While fully acknowledging the distinction between hospice and palliative care, many hospices are trying to move their care further upstream. Do you think that there’s a leadership role for hospices in terms of progress on palliative care?

Hospices, according to [CAPC’s] mapping community palliative care report, account for half of the community-based palliative care in the country. The other half is administered by health systems. Those are two-year-old data. I don’t know what it would be now if we looked at the numbers and included the Aspires, Prosperos, Landmarks, Turn-Keys and the many others providing community based primary and palliative care to high need, high cost Medicare beneficiaries. These businesses are growing really rapidly, many starting out in three or four states a few years ago, and now spread to 20 to 30 states.
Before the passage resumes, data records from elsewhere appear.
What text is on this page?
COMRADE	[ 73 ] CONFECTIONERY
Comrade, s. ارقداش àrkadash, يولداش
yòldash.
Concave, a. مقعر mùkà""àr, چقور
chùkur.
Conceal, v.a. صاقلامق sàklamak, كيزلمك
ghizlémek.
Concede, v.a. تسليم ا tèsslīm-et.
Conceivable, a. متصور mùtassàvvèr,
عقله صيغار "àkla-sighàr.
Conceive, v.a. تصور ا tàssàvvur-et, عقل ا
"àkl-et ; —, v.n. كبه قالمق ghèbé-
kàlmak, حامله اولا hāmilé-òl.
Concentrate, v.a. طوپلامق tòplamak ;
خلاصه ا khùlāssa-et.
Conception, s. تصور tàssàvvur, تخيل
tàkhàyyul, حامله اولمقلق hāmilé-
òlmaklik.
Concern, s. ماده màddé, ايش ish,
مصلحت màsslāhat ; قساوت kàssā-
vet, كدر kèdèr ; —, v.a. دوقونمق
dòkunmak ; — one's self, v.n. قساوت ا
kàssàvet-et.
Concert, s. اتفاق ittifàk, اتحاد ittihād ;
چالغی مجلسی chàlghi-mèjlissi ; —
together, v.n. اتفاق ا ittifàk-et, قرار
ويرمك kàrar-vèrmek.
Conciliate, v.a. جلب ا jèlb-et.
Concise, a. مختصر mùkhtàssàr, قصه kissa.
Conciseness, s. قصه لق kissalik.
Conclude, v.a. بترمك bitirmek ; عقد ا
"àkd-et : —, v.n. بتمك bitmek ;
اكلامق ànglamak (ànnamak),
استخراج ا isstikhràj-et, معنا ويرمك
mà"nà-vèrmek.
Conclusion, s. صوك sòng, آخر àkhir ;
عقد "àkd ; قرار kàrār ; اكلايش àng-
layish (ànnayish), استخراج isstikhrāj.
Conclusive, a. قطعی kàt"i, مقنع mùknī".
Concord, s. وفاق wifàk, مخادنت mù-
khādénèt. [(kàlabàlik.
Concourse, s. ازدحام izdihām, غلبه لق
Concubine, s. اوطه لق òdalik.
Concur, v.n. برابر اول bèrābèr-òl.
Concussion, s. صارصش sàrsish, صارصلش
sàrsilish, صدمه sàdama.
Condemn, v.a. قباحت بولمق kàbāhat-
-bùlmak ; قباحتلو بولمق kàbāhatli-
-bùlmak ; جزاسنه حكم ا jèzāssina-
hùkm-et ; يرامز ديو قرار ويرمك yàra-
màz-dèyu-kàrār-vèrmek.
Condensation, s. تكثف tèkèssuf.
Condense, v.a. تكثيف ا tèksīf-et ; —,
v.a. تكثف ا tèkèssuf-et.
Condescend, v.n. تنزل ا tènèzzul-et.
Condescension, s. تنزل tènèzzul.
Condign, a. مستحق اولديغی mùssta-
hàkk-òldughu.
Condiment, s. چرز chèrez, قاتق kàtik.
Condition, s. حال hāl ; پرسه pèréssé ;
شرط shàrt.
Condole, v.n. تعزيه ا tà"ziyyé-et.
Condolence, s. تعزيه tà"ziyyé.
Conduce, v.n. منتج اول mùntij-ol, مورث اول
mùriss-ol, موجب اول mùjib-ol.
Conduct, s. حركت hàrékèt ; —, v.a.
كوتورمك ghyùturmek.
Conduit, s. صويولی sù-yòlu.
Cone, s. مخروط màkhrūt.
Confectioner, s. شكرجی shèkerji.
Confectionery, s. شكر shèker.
But two years ago, hospices and health systems were the main drivers of home-based palliative care. Hospices are already in the community. They already understand the community partners and the needs of patients and families. The challenge for hospices is that hospice staff are accustomed to seeing every patient as dying. It’s very hard to shift your cultural mindset from preparing a patient and a family for a peaceful end-of-life to helping somebody live another five years with congestive heart failure or dementia or frailty. It is a different population, and the skill set and the training of many hospice professionals is highly developed for the dying and not highly developed for the medical complexity and needs of people over a long time with a heavy burden of chronic disease.

People are trained and acculturated in a certain way. They do a great job when they’re in the right place and when their training and acculturation matches the needs of the patients. You can’t just plop somebody into a new patient population and a new payment model and expect them to transform their skills and practices overnight, and I think that’s what happened in many hospice based palliative care programs.

One of the challenges for hospices getting serious about community-based palliative care (without seeing it as a loss- leader or as a way of getting more and earlier referrals to hospice) is the need to see it as a separate, standalone business line, with a quite different patient population, with different needs, and different eligibility. I don’t think it works when you think about it as a way to populate your hospice faster. When you think about it as a different clinical model to meet a very different set of clinical needs, then you’re asking the right questions.

What is the role of the palliative care provider in a pandemic?

I think everyone agrees, although I can’t pull quantitative data to support this, that recognition of the need and the importance of palliative care has skyrocketed during the pandemic. The demand for our services has been really high all across the country. Partly that is because the frontline staff are so overwhelmed that they realize that- despite wanting to- that they cannot meet the human needs of their patients. They’re running from one hypoxic patient to the next, and they feel like they’re letting their patients and families down.

We in palliative care are the team they can turn to. Our colleagues will know that we are still providing humane and compassionate care because they can call their palliative care colleagues. They know that palliative care will have their back, and that of their patients and their families.